The increase in the goods and services tax (GST) rate some time from 2021 to 2025 will help to support rising expenditures to care for an ageing population, to invest in early childhood education, and to keep Singapore safe from rising security threats like terrorism. The GST collected will support public spending that benefits Singaporeans, in the form of social support and security spending so that we can better care for, develop and protect our people.
To address the impact of GST, in particular on lower-income households, we will continue to fully absorb GST on subsidised education and subsidised healthcare. We will continue with and enhance the current GST Voucher scheme when the GST is raised, to defray costs for lower-income households and seniors.

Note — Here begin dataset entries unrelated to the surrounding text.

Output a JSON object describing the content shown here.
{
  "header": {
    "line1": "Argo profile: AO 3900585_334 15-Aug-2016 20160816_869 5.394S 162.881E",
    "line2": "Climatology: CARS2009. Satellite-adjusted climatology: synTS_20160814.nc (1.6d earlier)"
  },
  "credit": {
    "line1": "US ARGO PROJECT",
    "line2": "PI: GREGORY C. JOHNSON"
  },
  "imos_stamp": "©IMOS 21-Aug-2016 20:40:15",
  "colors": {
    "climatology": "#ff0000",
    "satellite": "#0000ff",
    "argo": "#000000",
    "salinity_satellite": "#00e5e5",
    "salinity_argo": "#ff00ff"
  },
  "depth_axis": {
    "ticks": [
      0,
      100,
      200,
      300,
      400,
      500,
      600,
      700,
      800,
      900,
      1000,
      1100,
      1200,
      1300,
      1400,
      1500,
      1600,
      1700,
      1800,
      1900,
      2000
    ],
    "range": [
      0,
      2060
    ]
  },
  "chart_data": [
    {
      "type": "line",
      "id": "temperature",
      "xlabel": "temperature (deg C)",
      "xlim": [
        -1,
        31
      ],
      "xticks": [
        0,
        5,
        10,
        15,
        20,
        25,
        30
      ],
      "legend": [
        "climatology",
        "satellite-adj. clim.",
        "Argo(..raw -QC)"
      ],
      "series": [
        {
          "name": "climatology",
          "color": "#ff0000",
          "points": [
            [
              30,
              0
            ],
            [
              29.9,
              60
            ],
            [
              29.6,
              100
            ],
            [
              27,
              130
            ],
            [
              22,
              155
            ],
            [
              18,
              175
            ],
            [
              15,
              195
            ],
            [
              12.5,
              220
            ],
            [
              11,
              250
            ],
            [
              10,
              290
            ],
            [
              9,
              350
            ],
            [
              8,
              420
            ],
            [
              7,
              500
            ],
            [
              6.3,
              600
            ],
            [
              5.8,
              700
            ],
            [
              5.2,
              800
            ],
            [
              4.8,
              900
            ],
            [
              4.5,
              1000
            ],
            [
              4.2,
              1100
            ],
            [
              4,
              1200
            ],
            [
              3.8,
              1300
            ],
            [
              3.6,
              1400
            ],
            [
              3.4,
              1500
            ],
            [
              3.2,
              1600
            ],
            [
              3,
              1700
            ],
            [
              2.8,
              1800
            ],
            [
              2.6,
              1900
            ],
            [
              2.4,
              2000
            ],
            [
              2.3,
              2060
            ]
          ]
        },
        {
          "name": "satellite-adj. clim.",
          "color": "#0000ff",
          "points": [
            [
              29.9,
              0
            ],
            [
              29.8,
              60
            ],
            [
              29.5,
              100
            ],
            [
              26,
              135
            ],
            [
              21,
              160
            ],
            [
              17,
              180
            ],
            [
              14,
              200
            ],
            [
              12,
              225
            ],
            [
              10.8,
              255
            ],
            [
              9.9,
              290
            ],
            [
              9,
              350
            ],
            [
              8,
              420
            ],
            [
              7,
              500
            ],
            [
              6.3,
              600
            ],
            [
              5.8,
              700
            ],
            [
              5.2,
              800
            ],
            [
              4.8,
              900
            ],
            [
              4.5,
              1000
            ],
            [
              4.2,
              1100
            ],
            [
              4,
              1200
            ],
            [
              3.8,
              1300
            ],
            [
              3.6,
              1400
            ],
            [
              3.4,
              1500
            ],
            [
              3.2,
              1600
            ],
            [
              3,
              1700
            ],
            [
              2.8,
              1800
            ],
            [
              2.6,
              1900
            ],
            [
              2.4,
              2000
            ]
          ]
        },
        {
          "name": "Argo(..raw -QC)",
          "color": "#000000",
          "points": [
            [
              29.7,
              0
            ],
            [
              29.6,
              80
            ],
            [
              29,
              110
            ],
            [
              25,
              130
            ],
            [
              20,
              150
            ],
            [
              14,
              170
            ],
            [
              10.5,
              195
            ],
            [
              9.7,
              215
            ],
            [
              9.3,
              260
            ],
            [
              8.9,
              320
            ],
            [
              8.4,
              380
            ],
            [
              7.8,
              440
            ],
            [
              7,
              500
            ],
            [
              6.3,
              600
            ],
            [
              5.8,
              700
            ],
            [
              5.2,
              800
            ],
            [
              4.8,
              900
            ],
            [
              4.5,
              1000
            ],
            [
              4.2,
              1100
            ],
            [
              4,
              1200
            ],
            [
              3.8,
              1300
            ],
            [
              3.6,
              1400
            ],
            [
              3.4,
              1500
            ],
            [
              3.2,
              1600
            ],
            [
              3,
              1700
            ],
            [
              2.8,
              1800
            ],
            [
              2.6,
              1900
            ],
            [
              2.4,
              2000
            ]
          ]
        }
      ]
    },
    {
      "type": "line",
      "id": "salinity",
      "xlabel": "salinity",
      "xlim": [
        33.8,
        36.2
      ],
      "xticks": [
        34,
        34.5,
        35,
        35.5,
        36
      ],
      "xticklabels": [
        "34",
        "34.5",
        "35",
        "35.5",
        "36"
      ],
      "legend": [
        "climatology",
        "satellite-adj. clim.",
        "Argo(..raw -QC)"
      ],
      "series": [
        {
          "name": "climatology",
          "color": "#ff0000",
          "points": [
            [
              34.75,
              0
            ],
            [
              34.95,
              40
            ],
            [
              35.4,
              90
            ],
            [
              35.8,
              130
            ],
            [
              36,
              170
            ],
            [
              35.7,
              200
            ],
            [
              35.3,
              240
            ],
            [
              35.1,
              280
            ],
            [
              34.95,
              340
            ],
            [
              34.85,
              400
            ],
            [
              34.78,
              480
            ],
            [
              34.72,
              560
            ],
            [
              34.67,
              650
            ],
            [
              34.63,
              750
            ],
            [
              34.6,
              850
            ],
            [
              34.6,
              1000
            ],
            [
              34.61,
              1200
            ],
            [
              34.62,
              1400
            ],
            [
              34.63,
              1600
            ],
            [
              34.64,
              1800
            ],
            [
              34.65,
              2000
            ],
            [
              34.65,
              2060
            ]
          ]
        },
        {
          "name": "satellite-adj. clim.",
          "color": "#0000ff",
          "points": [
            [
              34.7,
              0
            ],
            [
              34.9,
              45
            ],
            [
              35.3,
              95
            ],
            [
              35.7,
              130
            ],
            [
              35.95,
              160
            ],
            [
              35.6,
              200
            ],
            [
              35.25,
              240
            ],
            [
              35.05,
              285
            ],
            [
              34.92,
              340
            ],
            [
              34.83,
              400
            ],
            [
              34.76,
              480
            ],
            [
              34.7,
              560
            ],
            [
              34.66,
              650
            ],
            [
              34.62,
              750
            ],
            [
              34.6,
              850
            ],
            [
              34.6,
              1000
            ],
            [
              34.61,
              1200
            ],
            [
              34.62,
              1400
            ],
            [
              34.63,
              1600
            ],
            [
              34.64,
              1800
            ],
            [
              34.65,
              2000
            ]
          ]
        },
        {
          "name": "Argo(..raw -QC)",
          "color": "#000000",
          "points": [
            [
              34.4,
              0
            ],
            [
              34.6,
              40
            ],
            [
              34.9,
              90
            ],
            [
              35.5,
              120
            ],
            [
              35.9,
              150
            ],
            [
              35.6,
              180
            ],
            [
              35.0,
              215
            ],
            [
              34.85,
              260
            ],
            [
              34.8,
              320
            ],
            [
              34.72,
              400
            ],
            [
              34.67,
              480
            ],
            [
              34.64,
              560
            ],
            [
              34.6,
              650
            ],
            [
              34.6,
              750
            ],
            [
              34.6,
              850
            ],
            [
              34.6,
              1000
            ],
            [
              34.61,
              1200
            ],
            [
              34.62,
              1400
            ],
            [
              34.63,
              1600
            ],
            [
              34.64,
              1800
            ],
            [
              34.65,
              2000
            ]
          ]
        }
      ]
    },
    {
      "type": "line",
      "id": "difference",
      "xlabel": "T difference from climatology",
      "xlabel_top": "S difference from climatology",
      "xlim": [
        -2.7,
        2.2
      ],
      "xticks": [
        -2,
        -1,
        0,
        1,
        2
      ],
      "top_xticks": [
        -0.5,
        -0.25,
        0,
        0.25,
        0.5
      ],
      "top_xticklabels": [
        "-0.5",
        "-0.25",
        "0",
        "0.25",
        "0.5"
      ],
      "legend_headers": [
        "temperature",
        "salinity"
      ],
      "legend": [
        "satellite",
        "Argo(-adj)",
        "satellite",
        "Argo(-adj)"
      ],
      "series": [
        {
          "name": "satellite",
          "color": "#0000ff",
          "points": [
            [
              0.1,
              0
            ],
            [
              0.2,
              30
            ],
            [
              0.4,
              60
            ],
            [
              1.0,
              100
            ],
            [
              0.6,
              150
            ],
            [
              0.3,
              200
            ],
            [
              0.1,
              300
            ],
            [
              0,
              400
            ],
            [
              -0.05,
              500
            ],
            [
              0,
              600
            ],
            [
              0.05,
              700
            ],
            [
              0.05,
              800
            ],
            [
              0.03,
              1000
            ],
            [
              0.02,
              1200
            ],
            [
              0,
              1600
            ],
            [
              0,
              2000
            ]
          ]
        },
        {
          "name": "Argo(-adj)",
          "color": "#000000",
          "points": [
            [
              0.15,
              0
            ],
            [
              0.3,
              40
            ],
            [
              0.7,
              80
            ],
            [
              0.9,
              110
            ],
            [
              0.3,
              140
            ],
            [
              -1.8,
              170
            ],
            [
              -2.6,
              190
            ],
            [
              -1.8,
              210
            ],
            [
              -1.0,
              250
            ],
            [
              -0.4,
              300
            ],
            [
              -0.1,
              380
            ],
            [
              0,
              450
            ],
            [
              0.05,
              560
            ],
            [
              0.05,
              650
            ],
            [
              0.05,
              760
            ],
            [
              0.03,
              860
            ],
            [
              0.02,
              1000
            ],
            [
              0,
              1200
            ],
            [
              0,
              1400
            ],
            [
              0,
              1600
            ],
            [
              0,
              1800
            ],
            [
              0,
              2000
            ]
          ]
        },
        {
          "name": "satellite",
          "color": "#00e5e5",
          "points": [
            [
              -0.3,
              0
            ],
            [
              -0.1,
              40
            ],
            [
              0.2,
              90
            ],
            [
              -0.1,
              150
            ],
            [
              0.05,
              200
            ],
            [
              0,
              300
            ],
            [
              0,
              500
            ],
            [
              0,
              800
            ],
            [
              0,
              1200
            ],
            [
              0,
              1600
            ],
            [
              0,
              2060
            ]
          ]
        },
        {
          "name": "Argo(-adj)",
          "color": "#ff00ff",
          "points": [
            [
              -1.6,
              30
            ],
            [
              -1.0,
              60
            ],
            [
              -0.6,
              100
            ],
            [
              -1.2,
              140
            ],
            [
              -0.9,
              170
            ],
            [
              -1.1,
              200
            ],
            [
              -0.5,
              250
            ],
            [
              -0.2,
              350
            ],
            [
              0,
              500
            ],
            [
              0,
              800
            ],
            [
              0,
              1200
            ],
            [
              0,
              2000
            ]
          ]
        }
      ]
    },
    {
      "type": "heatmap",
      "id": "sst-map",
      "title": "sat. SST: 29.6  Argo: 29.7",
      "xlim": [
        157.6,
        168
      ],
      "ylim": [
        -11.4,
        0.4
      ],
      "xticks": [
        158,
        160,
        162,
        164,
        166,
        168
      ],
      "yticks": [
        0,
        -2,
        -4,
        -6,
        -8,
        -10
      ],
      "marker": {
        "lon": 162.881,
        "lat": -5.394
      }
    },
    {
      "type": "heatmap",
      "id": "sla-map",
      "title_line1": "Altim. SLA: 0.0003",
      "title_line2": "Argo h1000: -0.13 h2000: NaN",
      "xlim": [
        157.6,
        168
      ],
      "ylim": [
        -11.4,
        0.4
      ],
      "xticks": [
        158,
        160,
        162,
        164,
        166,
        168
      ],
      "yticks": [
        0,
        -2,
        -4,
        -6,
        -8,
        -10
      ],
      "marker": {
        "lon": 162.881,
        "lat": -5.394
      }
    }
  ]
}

We are focused on ensuring that Singapore's overall system of taxes and transfers, comprising subsidies and grants from the Government, remains equitable. Lower-income households receive more transfers from the Government than all the taxes they pay, while the better-off pay more taxes than the transfers they receive. Concurrently, we have been actively tapping progressive taxes, as suggested by Mr Aw.
We announced the increase in personal income tax rates for higher-income earners in 2015, and increased buyer's stamp duties for higher-value residential properties last year.
Mr Aw noted that high tax rates may adversely affect economic growth and investments. Like value-added taxes and goods and services taxes in most countries, GST is applied on domestic consumption. We allow businesses to claim GST incurred on their purchases. As such, GST does not discourage savings, work and investments. Our system of taxes and transfers strikes a balance to help Singapore maintain its competitiveness globally, and we will continue to review and refine it.